Archivo

Entradas Etiquetadas ‘palomas’

La triste vida de las palomas

Miércoles, 22 de Octubre de 2008 kaferemo Sin comentarios

No quiero ser paloma, no. Que quede claro. No sé si alguien de los que me leéis es el encargado de elegir quién o qué seremos en vidas futuras, si es que existe esa posibilidad. Si es así quiero pedirle, por favor, que no me convierta en paloma; gorrión me vale, hasta cuervo ya que el negro estiliza; pero paloma no, por favor.

Dos son las razones fundamentales para no querer ser rata alada:

  1. los cocodrilos me asustan, lo reconozco.
  2. las palomas no son nada organizadas, cada cual va a lo suyo; por eso no tienen ni agencias de viajes, ni tahonas, ni siquiera tiendas de todo a 1 euro. Es más, de hecho cuando se les ocurre morirse -y como no se les ocurre preparar con antelación su paso al cielo palomil- van y lo hacen en un tejado cualquiera.

Por suerte los gusanos sí son organizados y van allí donde mamá Natura les pide que se gusanicen.

Y no, gusano tampoco quiero ser, gracias.
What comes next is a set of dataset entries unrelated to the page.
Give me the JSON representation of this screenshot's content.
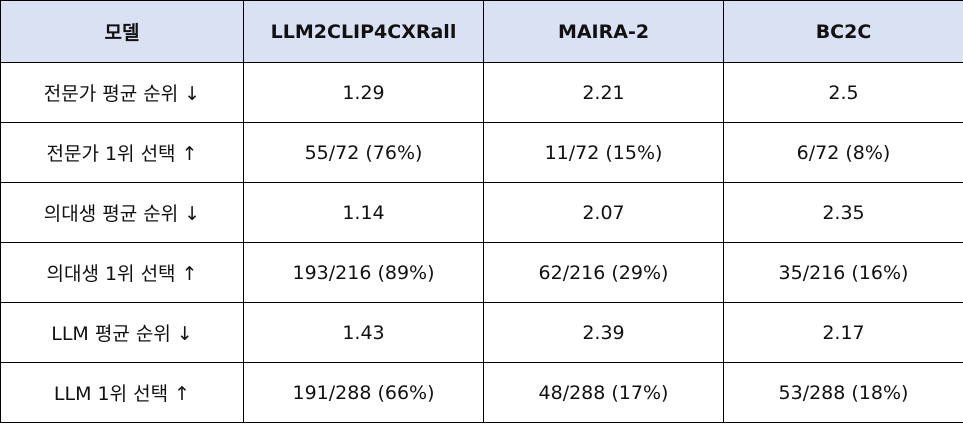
{
  "table": {
    "header": [
      "모델",
      "LLM2CLIP4CXRall",
      "MAIRA-2",
      "BC2C"
    ],
    "rows": [
      [
        "전문가 평균 순위 ↓",
        "1.29",
        "2.21",
        "2.5"
      ],
      [
        "전문가 1위 선택 ↑",
        "55/72 (76%)",
        "11/72 (15%)",
        "6/72 (8%)"
      ],
      [
        "의대생 평균 순위 ↓",
        "1.14",
        "2.07",
        "2.35"
      ],
      [
        "의대생 1위 선택 ↑",
        "193/216 (89%)",
        "62/216 (29%)",
        "35/216 (16%)"
      ],
      [
        "LLM 평균 순위 ↓",
        "1.43",
        "2.39",
        "2.17"
      ],
      [
        "LLM 1위 선택 ↑",
        "191/288 (66%)",
        "48/288 (17%)",
        "53/288 (18%)"
      ]
    ]
  }
}
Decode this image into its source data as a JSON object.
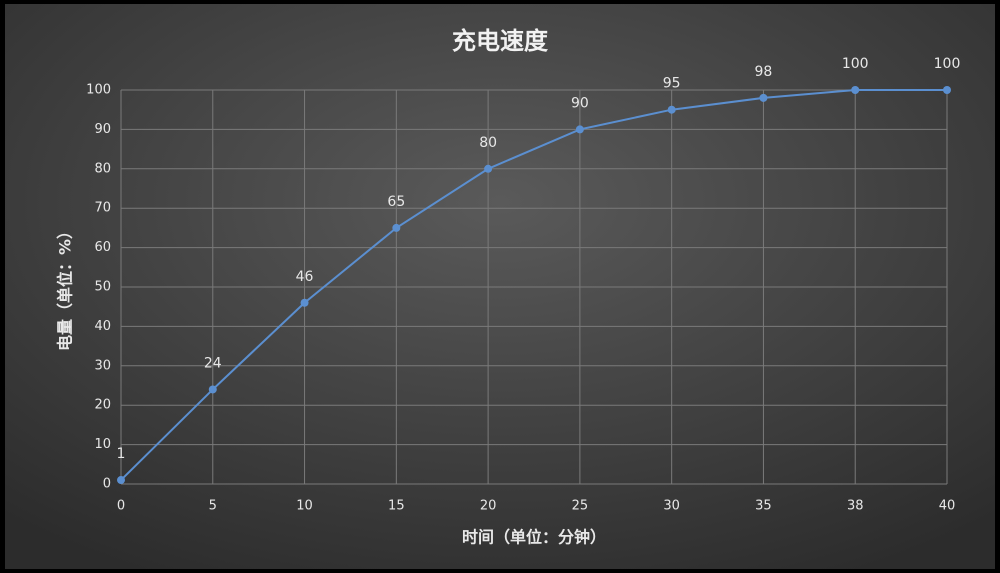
{
  "chart_data": {
    "type": "line",
    "title": "充电速度",
    "x_label": "时间（单位：分钟）",
    "y_label": "电量（单位：%）",
    "categories": [
      "0",
      "5",
      "10",
      "15",
      "20",
      "25",
      "30",
      "35",
      "38",
      "40"
    ],
    "values": [
      1,
      24,
      46,
      65,
      80,
      90,
      95,
      98,
      100,
      100
    ],
    "color": "#5b8fd0",
    "ylim": [
      0,
      100
    ],
    "yticks": [
      0,
      10,
      20,
      30,
      40,
      50,
      60,
      70,
      80,
      90,
      100
    ],
    "grid": true
  }
}
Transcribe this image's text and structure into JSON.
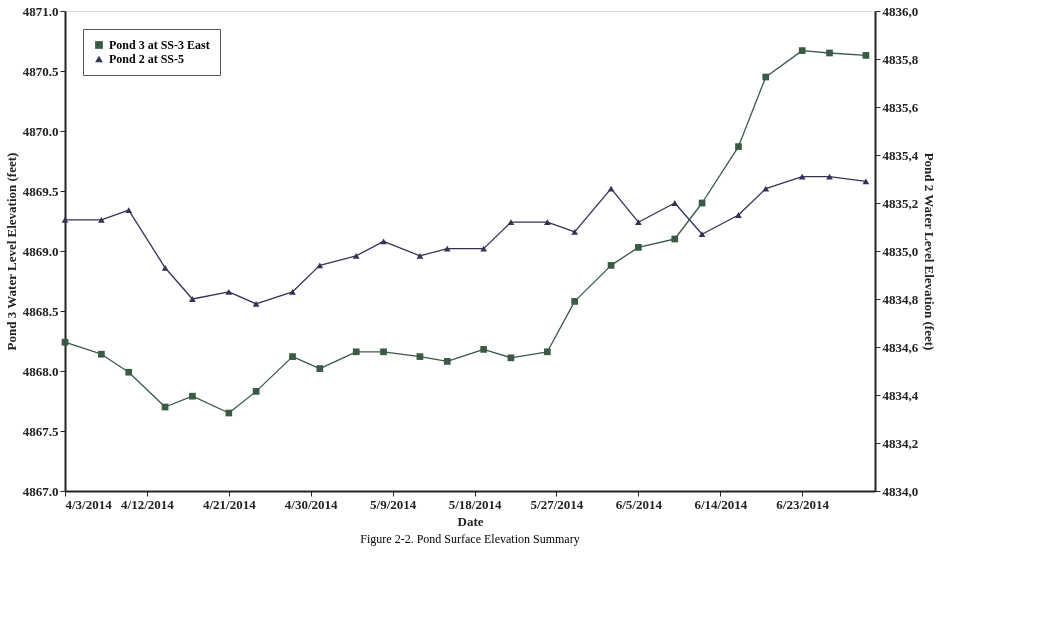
{
  "chart_data": {
    "type": "line",
    "xlabel": "Date",
    "ylabel": "Pond 3 Water Level Elevation (feet)",
    "y2label": "Pond 2 Water Level Elevation (feet)",
    "annotations": [
      "Figure 2-2. Pond Surface Elevation Summary"
    ],
    "x": [
      "2014-04-03",
      "2014-04-07",
      "2014-04-10",
      "2014-04-14",
      "2014-04-17",
      "2014-04-21",
      "2014-04-24",
      "2014-04-28",
      "2014-05-01",
      "2014-05-05",
      "2014-05-08",
      "2014-05-12",
      "2014-05-15",
      "2014-05-19",
      "2014-05-22",
      "2014-05-26",
      "2014-05-29",
      "2014-06-02",
      "2014-06-05",
      "2014-06-09",
      "2014-06-12",
      "2014-06-16",
      "2014-06-19",
      "2014-06-23",
      "2014-06-26",
      "2014-06-30"
    ],
    "series": [
      {
        "name": "Pond 3 at SS-3 East",
        "color": "#3a5a45",
        "marker": "square",
        "values": [
          4868.24,
          4868.14,
          4867.99,
          4867.7,
          4867.79,
          4867.65,
          4867.83,
          4868.12,
          4868.02,
          4868.16,
          4868.16,
          4868.12,
          4868.08,
          4868.18,
          4868.11,
          4868.16,
          4868.58,
          4868.88,
          4869.03,
          4869.1,
          4869.4,
          4869.87,
          4870.45,
          4870.67,
          4870.65,
          4870.63
        ]
      },
      {
        "name": "Pond 2 at SS-5",
        "color": "#333355",
        "marker": "triangle",
        "axis": "y2",
        "values": [
          4835.13,
          4835.13,
          4835.17,
          4834.93,
          4834.8,
          4834.83,
          4834.78,
          4834.83,
          4834.94,
          4834.98,
          4835.04,
          4834.98,
          4835.01,
          4835.01,
          4835.12,
          4835.12,
          4835.08,
          4835.26,
          4835.12,
          4835.2,
          4835.07,
          4835.15,
          4835.26,
          4835.31,
          4835.31,
          4835.29
        ]
      }
    ],
    "xlim": [
      "2014-04-03",
      "2014-07-01"
    ],
    "xticks": [
      {
        "value": "2014-04-03",
        "label": "4/3/2014"
      },
      {
        "value": "2014-04-12",
        "label": "4/12/2014"
      },
      {
        "value": "2014-04-21",
        "label": "4/21/2014"
      },
      {
        "value": "2014-04-30",
        "label": "4/30/2014"
      },
      {
        "value": "2014-05-09",
        "label": "5/9/2014"
      },
      {
        "value": "2014-05-18",
        "label": "5/18/2014"
      },
      {
        "value": "2014-05-27",
        "label": "5/27/2014"
      },
      {
        "value": "2014-06-05",
        "label": "6/5/2014"
      },
      {
        "value": "2014-06-14",
        "label": "6/14/2014"
      },
      {
        "value": "2014-06-23",
        "label": "6/23/2014"
      }
    ],
    "ylim": [
      4867,
      4871
    ],
    "yticks": [
      {
        "value": 4867,
        "label": "4867.0"
      },
      {
        "value": 4867.5,
        "label": "4867.5"
      },
      {
        "value": 4868,
        "label": "4868.0"
      },
      {
        "value": 4868.5,
        "label": "4868.5"
      },
      {
        "value": 4869,
        "label": "4869.0"
      },
      {
        "value": 4869.5,
        "label": "4869.5"
      },
      {
        "value": 4870,
        "label": "4870.0"
      },
      {
        "value": 4870.5,
        "label": "4870.5"
      },
      {
        "value": 4871,
        "label": "4871.0"
      }
    ],
    "y2lim": [
      4834,
      4836
    ],
    "y2ticks": [
      {
        "value": 4834,
        "label": "4834,0"
      },
      {
        "value": 4834.2,
        "label": "4834,2"
      },
      {
        "value": 4834.4,
        "label": "4834,4"
      },
      {
        "value": 4834.6,
        "label": "4834,6"
      },
      {
        "value": 4834.8,
        "label": "4834,8"
      },
      {
        "value": 4835,
        "label": "4835,0"
      },
      {
        "value": 4835.2,
        "label": "4835,2"
      },
      {
        "value": 4835.4,
        "label": "4835,4"
      },
      {
        "value": 4835.6,
        "label": "4835,6"
      },
      {
        "value": 4835.8,
        "label": "4835,8"
      },
      {
        "value": 4836,
        "label": "4836,0"
      }
    ],
    "grid": false,
    "legend": "top left",
    "line_style": "solid"
  }
}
No llegaría ni un día pronto a trabajar… (A ver si va a resultar que soy gusano…)

Hemos declarado la guerra

Sábado, 15 de Septiembre de 2007 kaferemo 2 comentarios

… a las palomas. O quizás hayan sido ellas las que nos la hayan declarado a nosotros. La verdad es que no sé quién empezó todo esto; lo que sí estaba claro era que la victoria parecía estar claramente de su parte. Hasta hace quince días.

¡Y yo que siempre había pensado que no había animal más tonto que las palomas…! Sólo hay que ver cómo, cuando se reunen para darse algún festín, los hábiles gorriones les roban las viandas ¡de sus mismos picos! Sin embargo su servicio de inteligencia funcionaba de miedo, aprovechaban nuestras ausencias de casa para adentrarse en nuestro territorio y dejarnos los desperdicios generados en sus campamentos… vamos, que nos dejaban el balcón lleno de mierda.

¡Ya estamos hartos de recoger la mierda de otros! -dijimos un día, a coro, Begotxu y yo. Y ahí comenzamos a pensar en soluciones.

Las armas de fuego las descartamos en seguida, y es que no nos sobra el sitio en casa para meter yerros desos. Y el desagradeble olor que deja la pólvora quemada… quita, quita, no era una buena solución. Salir al balcón cada media hora golpeando la olla de los garbanzos con un cazo metálico tampoco nos pareció lo más ideal ¿Por qué? Sencillo, porque algunas veces también hacemos garbanzos y el sonido que se produce al golpear la olla llena no es adecuado para espantar.

Nos planteamos que éste nuestro problema (¡ay! tantos capítulos de “Aquí no hay quien viva“) no debía ser único, y buscamos las soluciones que nuestros convecinos habían utilizado para atajarlo.

Hay quien ha puesto bolsas de plástico colgando de persianas, de colgadores… aunque los cds del Fary y de La Pantoja son el producto estrella. Aún así, toda la información que pudimos reunir nos hizo ver que no era la repanocha, que se acostumbraban y volvían a adentrase en el territorio. Y, después de algunas vueltas llegamos a la solución ideal: si a mí -que soy más grande que las palomas, y más fuerte, y con más mala leche- me dan miedo los cocodrilos, sobre todo por sus dientes, a las palomas les tienen que dar más miedo todavía.

Así que hemos puesto unos dientes de cocodrilo bordeando la jardinera del balcón.


Y llevamos dos semanas ya libres de cargas, libres de la pesada carga de salir armados con cepillo de puas duras a rascar los regalitos de nuestras amigas las palomitas.

En realidad la artífice de este invento ha sido Begotxu, pero mi labor no fue de menor importancia… Yo di el visto bueno.